By cracking down on trucks that are getting a free ride, BC Ferries could save three times the amount that’s anticipated from cutting the first Sunday sailing in winter, a former chair of the southern Sunshine Coast ferry advisory committee told panel members at the Nov. 30 engagement meeting in Gibsons.

Jakob Knaus said more than 2,000 trucks travelled last year from Langdale without paying fares in Horseshoe Bay.

“Apparently these trucks pay a barge to take them to the southern Sunshine Coast and they travel back free to Horseshoe Bay,” Knaus said. “This represents a loss of tariff revenue in excess of $300,000 per year.”

Knaus said the obvious remedy is to charge fares to commercial traffic at both Langdale and Horseshoe Bay.

“We have pointed out this happening to BC Ferries over the last three years, but they say this is not a problem for them,” he said.

The provincial government estimates it will save $100,000 in each of the next two years by eliminating the 6:20 a.m. Sunday round trip in the off-peak season.

Knaus said BC Ferries should “close all the loopholes and curtail administration to reasonable levels before you harass us with cuts to our ferry schedule.”

In his submission, Knaus stressed that Sunshine Coast passengers are already penalized with fares that are 40 to 60 per cent higher than the major ferry routes on a dollar-per-mile-travelled basis.

Suggesting several “tweaks” to the province’s plans to reduce sailings and cut costs, Sunshine Coast Regional District (SCRD) chair Garry Nohr called for an economic zone for commercial vehicles and a solution to the chronic problem of commercial overload on the 7:20 a.m. ferry from Horseshoe Bay.

To make life easier for commuters and families, Nohr said, BC Ferries should schedule the 5:30 p.m. ferry from Horseshoe Bay year round.

And if plans go forward to eliminate the 6:20 a.m. Sunday sailing, he said, “BC Ferries should allow a water taxi or passenger ferry to use their facilities to take commuters to Horseshoe Bay, as a service to those who have jobs on the mainland.”

Several speakers at the engagement meeting questioned the fairness of the province funding 14 free inland ferries yet expecting the coastal service to operate on a user-pay model.

Kevin Richter, assistant deputy minister with the Ministry of Transportation and Infrastructure, acknowledged the inland ferries are free, but said the subsidy for the $23-million service is about $18 per vehicle, compared to $23 per vehicle for the “much more expensive” coastal service.

“So what?” one man yelled in response.

FAC member David Dick disputed Richter’s math.

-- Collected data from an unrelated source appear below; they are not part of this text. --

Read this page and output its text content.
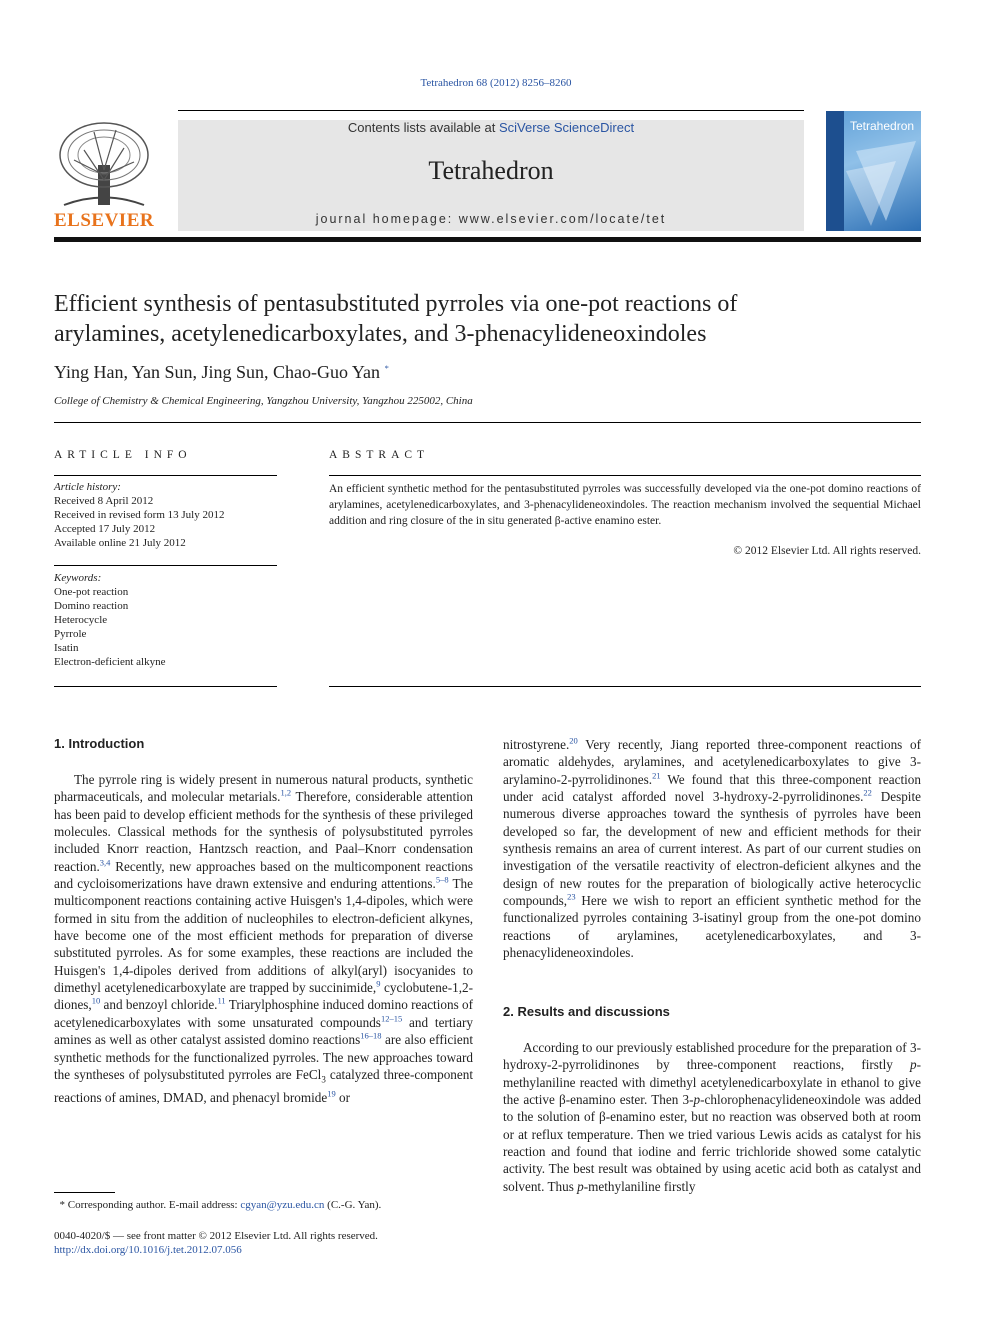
Tetrahedron 68 (2012) 8256–8260
ELSEVIER
Contents lists available at SciVerse ScienceDirect
Tetrahedron
journal homepage: www.elsevier.com/locate/tet
Tetrahedron
Efficient synthesis of pentasubstituted pyrroles via one-pot reactions of
arylamines, acetylenedicarboxylates, and 3-phenacylideneoxindoles
Ying Han, Yan Sun, Jing Sun, Chao-Guo Yan *
College of Chemistry & Chemical Engineering, Yangzhou University, Yangzhou 225002, China
ARTICLE INFO
Article history:
Received 8 April 2012
Received in revised form 13 July 2012
Accepted 17 July 2012
Available online 21 July 2012
Keywords:
One-pot reaction
Domino reaction
Heterocycle
Pyrrole
Isatin
Electron-deficient alkyne
ABSTRACT
An efficient synthetic method for the pentasubstituted pyrroles was successfully developed via the one-pot domino reactions of arylamines, acetylenedicarboxylates, and 3-phenacylideneoxindoles. The reaction mechanism involved the sequential Michael addition and ring closure of the in situ generated β-active enamino ester.
© 2012 Elsevier Ltd. All rights reserved.
1. Introduction

The pyrrole ring is widely present in numerous natural products, synthetic pharmaceuticals, and molecular metarials.$^{1,2}$ Therefore, considerable attention has been paid to develop efficient methods for the synthesis of these privileged molecules. Classical methods for the synthesis of polysubstituted pyrroles included Knorr reaction, Hantzsch reaction, and Paal–Knorr condensation reaction.$^{3,4}$ Recently, new approaches based on the multicomponent reactions and cycloisomerizations have drawn extensive and enduring attentions.$^{5-8}$ The multicomponent reactions containing active Huisgen's 1,4-dipoles, which were formed in situ from the addition of nucleophiles to electron-deficient alkynes, have become one of the most efficient methods for preparation of diverse substituted pyrroles. As for some examples, these reactions are included the Huisgen's 1,4-dipoles derived from additions of alkyl(aryl) isocyanides to dimethyl acetylenedicarboxylate are trapped by succinimide,$^9$ cyclobutene-1,2-diones,$^{10}$ and benzoyl chloride.$^{11}$ Triarylphosphine induced domino reactions of acetylenedicarboxylates with some unsaturated compounds$^{12-15}$ and tertiary amines as well as other catalyst assisted domino reactions$^{16-18}$ are also efficient synthetic methods for the functionalized pyrroles. The new approaches toward the syntheses of polysubstituted pyrroles are FeCl$_3$ catalyzed three-component reactions of amines, DMAD, and phenacyl bromide$^{19}$ or

nitrostyrene.$^{20}$ Very recently, Jiang reported three-component reactions of aromatic aldehydes, arylamines, and acetylenedicarboxylates to give 3-arylamino-2-pyrrolidinones.$^{21}$ We found that this three-component reaction under acid catalyst afforded novel 3-hydroxy-2-pyrrolidinones.$^{22}$ Despite numerous diverse approaches toward the synthesis of pyrroles have been developed so far, the development of new and efficient methods for their synthesis remains an area of current interest. As part of our current studies on investigation of the versatile reactivity of electron-deficient alkynes and the design of new routes for the preparation of biologically active heterocyclic compounds,$^{23}$ Here we wish to report an efficient synthetic method for the functionalized pyrroles containing 3-isatinyl group from the one-pot domino reactions of arylamines, acetylenedicarboxylates, and 3-phenacylideneoxindoles.

2. Results and discussions

According to our previously established procedure for the preparation of 3-hydroxy-2-pyrrolidinones by three-component reactions, firstly p-methylaniline reacted with dimethyl acetylenedicarboxylate in ethanol to give the active β-enamino ester. Then 3-p-chlorophenacylideneoxindole was added to the solution of β-enamino ester, but no reaction was observed both at room or at reflux temperature. Then we tried various Lewis acids as catalyst for his reaction and found that iodine and ferric trichloride showed some catalytic activity. The best result was obtained by using acetic acid both as catalyst and solvent. Thus p-methylaniline firstly

* Corresponding author. E-mail address: cgyan@yzu.edu.cn (C.-G. Yan).
0040-4020/$ — see front matter © 2012 Elsevier Ltd. All rights reserved.
http://dx.doi.org/10.1016/j.tet.2012.07.056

After ferry user fees, federal grants, PST and fuel tax, the provincial subsidy for BC Ferries is less than $2 per passenger, he said.

Many seniors who addressed the panel said the high fares were keeping their children and grandchildren from visiting them on the Coast. Betty-Anne Pap of Sechelt said it will cost more than $300 for her grandchildren to visit this Christmas.

District of Sechelt Coun. Alice Lutes, speaking as a long-time resident, urged officials to “put some faces on the issue, not just dollar signs.”

“We’re standing here in a high school gym — there’s three of them on the Sunshine Coast. The community raises hundreds of thousands of dollars in scholarships so kids can get training and come back. But they don’t come back,” Lutes said.

Lorne Lewis, SCRD director for Elphinstone, said the fare structure has driven young people out of the area.

“That’s the opposite of economic development,” Lewis said. “The premier ran on jobs, jobs, jobs — and this is the opposite of it. It’s the wrong system. No matter how hard you work, I don’t think you can fix it.”

Illustrating how schedules have been reduced over the years, Donna Shugar, SCRD director for Roberts Creek, said when she moved to the Coast in the 1970s the last sailing from Horseshoe Bay was at 11:30 p.m., making it possible for her to attend evening courses at UBC and return home the same night.

The last sailing now leaves Horseshoe Bay at 9:15 p.m.

Shugar urged BCF to reinstate the residents’ card and noted the “constantly changing schedules wreak havoc with our transit system.”

The proposed service and seniors’ discount cuts are set to take effect on April 1, 2014.